As a matter of fact, a review article on the effects of bisphosphonates and lifespan shows studies in which bisphosphonates exhibit a protective effect with hazard ratios ranging from 0.56 to 0.94 (⁴³).

Although further studies are needed to confirm these effects, the results obtained so far are extremely promising in the sense that drugs already used and useful in the treatment of a prevalent disease like osteoporosis, such as zoledronic acid, may have additional benefits similar to those described.
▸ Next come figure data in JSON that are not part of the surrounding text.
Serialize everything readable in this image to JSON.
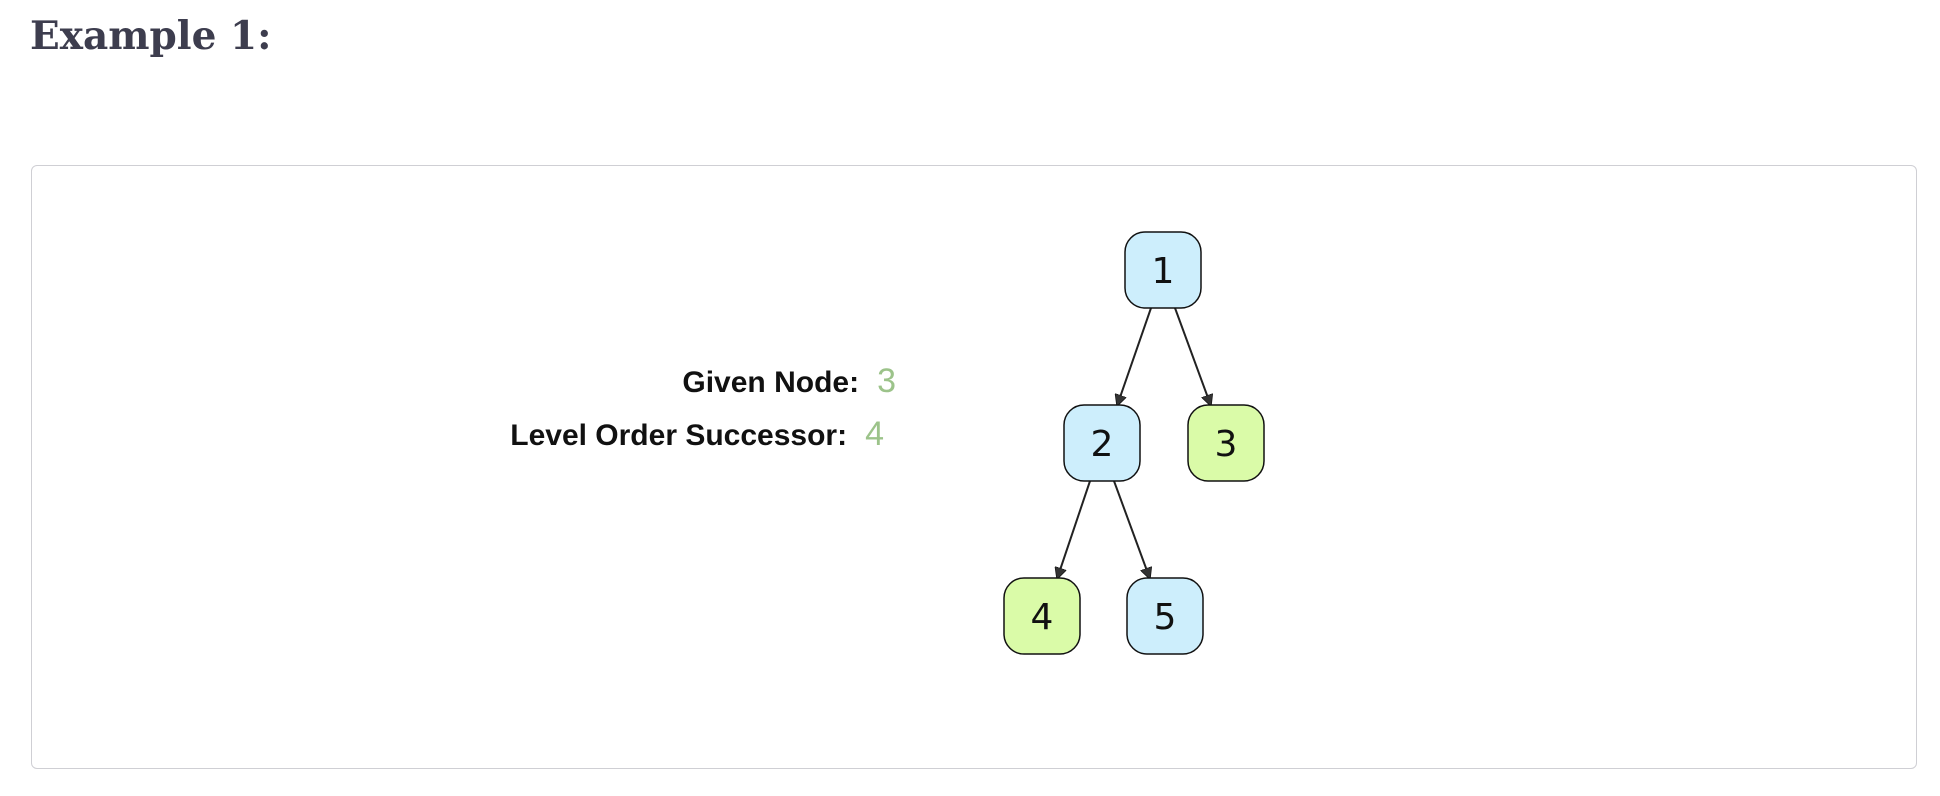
{
  "heading": "Example 1:",
  "info": {
    "given_label": "Given Node:",
    "given_value": "3",
    "successor_label": "Level Order Successor:",
    "successor_value": "4"
  },
  "colors": {
    "node_default": "#cdeefc",
    "node_highlight": "#dafba8",
    "value_text": "#9cc38a",
    "edge": "#222222"
  },
  "tree": {
    "nodes": [
      {
        "id": "1",
        "label": "1",
        "highlight": false
      },
      {
        "id": "2",
        "label": "2",
        "highlight": false
      },
      {
        "id": "3",
        "label": "3",
        "highlight": true
      },
      {
        "id": "4",
        "label": "4",
        "highlight": true
      },
      {
        "id": "5",
        "label": "5",
        "highlight": false
      }
    ],
    "edges": [
      {
        "from": "1",
        "to": "2"
      },
      {
        "from": "1",
        "to": "3"
      },
      {
        "from": "2",
        "to": "4"
      },
      {
        "from": "2",
        "to": "5"
      }
    ]
  }
}
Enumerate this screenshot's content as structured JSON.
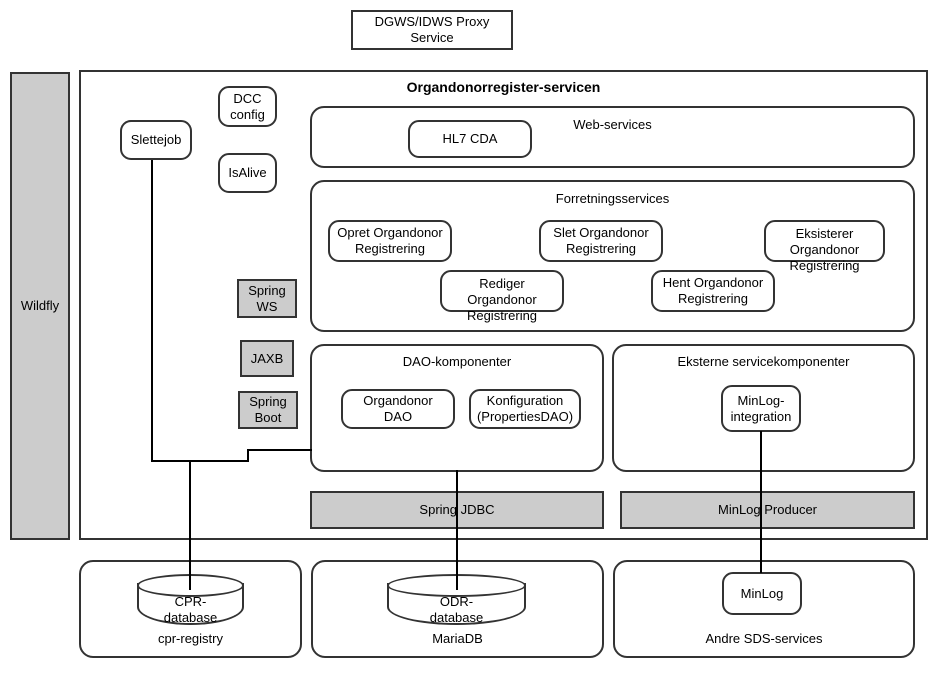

Furthermore, understanding this association of zoledronic acid with increased survival opens the door to investigating the behavior of senescent cell markers in patients receiving zoledronic acid treatment and patients from other therapeutic groups, to identify surrogate markers of survival that would simplify future studies in this field.

CONCLUSIONS

Cellular senescence is a phenomenon involved in aging and chronic diseases associated with aging including osteoporosis. Its mechanism is complex and ambivalent: while it can be beneficial in certain contexts, especially in young tissues, it can be detrimental due to accumulation and its senescence-associated secretory phenotype (SASP) in other cases, leading to tissue dysfunction or exacerbating it.

To mitigate its role in the development of age-related diseases, therapies targeting senescent cells or their SASP are being investigated. A more comprehensive study of senescence markers would allow us to study the effect of certain drugs already used clinically for other indications and with lower risk compared to novel drugs.